Sunday, July 20, 2008

Rejection of Christianity in the Victorian Era

From Lady Victorian Historian

Christianity Rejected (in reality)

Christianity was being reduced to a bunch of rules and regulations. More often than not Christianity was stiffness and exclusiveness. The society attempted to maintain a moral facade, but underneath Utilitarianism reigned heartlessly.

Darwin became popular, not because he had new ideas (evolution had been around since ancient Greece if not before), but because folks wanted it. The Industrial Revolution was atheistic at its core. It ran rough shod over individuals, children, families, married couples, etc. Survival of the fittest (see Herbert Spencer) was used for business practices whereas in the early part of the Victorian Era at least a nod was given to the Golden Rule by businesses.

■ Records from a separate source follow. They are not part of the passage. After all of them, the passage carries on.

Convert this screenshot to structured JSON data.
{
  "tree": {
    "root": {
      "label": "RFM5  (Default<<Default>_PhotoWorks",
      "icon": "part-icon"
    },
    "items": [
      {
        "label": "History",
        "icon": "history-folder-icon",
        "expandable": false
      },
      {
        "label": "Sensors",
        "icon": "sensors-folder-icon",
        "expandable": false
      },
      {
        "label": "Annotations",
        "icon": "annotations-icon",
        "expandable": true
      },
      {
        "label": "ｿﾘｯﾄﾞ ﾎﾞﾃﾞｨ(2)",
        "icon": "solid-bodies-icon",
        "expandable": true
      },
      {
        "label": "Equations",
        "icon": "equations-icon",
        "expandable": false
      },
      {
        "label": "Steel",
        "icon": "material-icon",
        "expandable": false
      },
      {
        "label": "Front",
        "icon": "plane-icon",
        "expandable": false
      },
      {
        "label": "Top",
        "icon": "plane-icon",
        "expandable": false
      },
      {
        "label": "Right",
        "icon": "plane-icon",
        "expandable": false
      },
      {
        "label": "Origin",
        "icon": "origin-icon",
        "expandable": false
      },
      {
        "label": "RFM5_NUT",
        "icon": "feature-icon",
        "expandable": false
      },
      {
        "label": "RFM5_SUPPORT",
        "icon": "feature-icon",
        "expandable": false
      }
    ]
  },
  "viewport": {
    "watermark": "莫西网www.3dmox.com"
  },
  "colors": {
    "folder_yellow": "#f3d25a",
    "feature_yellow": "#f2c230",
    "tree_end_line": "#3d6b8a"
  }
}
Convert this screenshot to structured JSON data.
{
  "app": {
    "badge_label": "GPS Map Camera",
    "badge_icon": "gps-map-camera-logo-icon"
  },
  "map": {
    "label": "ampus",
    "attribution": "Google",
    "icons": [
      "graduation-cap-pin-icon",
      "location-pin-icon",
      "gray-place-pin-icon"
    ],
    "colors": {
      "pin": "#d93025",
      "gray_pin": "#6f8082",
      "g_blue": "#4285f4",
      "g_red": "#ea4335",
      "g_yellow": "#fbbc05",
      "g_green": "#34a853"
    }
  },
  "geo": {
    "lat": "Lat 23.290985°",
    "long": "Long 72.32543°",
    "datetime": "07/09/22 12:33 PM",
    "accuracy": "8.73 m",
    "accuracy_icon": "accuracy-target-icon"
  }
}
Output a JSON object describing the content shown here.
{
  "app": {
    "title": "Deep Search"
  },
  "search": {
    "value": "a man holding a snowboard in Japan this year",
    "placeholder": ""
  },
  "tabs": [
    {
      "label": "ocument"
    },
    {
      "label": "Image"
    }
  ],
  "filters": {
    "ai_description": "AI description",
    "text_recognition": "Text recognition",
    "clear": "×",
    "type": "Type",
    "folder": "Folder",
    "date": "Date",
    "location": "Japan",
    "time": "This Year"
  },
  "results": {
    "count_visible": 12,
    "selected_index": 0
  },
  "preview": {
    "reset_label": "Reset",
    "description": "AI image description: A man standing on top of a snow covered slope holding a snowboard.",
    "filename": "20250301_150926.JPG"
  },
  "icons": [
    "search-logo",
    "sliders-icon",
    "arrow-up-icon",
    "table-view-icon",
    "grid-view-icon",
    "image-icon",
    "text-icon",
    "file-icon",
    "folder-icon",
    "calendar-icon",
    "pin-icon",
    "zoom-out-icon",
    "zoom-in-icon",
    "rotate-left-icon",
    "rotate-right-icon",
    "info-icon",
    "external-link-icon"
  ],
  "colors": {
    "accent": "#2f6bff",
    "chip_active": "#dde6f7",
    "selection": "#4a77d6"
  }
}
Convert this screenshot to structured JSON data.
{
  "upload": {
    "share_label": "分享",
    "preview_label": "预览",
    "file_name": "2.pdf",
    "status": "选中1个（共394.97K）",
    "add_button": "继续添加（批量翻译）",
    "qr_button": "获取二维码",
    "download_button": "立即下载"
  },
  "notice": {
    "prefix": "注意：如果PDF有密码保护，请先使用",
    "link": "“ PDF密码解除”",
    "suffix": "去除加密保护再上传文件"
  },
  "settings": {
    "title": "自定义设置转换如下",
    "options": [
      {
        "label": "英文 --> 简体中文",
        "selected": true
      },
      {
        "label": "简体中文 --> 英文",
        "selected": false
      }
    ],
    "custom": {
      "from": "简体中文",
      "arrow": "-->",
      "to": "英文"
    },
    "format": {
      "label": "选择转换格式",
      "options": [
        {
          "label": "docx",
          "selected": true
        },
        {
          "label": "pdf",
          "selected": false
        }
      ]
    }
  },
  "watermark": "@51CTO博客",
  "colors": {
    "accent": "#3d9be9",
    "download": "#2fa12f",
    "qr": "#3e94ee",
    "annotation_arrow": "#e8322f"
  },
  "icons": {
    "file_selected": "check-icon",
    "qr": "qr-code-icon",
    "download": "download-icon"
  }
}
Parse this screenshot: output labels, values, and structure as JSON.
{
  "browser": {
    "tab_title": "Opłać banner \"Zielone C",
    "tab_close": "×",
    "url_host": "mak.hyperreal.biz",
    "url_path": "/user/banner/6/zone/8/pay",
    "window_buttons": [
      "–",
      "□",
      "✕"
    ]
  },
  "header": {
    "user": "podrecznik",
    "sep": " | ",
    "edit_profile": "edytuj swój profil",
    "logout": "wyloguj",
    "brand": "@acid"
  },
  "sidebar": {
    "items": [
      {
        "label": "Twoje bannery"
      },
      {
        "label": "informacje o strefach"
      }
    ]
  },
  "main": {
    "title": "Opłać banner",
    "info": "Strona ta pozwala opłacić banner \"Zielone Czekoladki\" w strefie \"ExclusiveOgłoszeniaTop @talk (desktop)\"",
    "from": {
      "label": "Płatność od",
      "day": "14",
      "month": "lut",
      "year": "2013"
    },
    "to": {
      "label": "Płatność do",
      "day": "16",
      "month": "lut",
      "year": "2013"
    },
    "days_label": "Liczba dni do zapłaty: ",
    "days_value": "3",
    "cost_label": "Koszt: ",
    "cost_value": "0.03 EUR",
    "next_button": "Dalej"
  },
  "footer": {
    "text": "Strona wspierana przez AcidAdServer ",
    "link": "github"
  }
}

There was more than a hint at infanticide with respect to the poor. Remember many of the Nazi generals were children of the Victorian Era ... they were only putting into practice what had been espoused earlier. (Train up a child in the way ...)

Dr. Jekyll and Mr. Hyde by Robert Louis Stevenson gives a vivid example of how bereft of morals the Victorian Era had become internally.

Spiritualism, on the other hand, was growing at a breakneck speed.

Is it any wonder that God would be defied? and a love of decadence would be apparent?

Many today have confused the Victorian Era as mainstream Christianity when that could be nothing further form the truth

It would be the Victorian Era that would produce domineering anarchists, socialists, and communists.

In many respects it was an empty era promoting hopelessness and, later, destruction.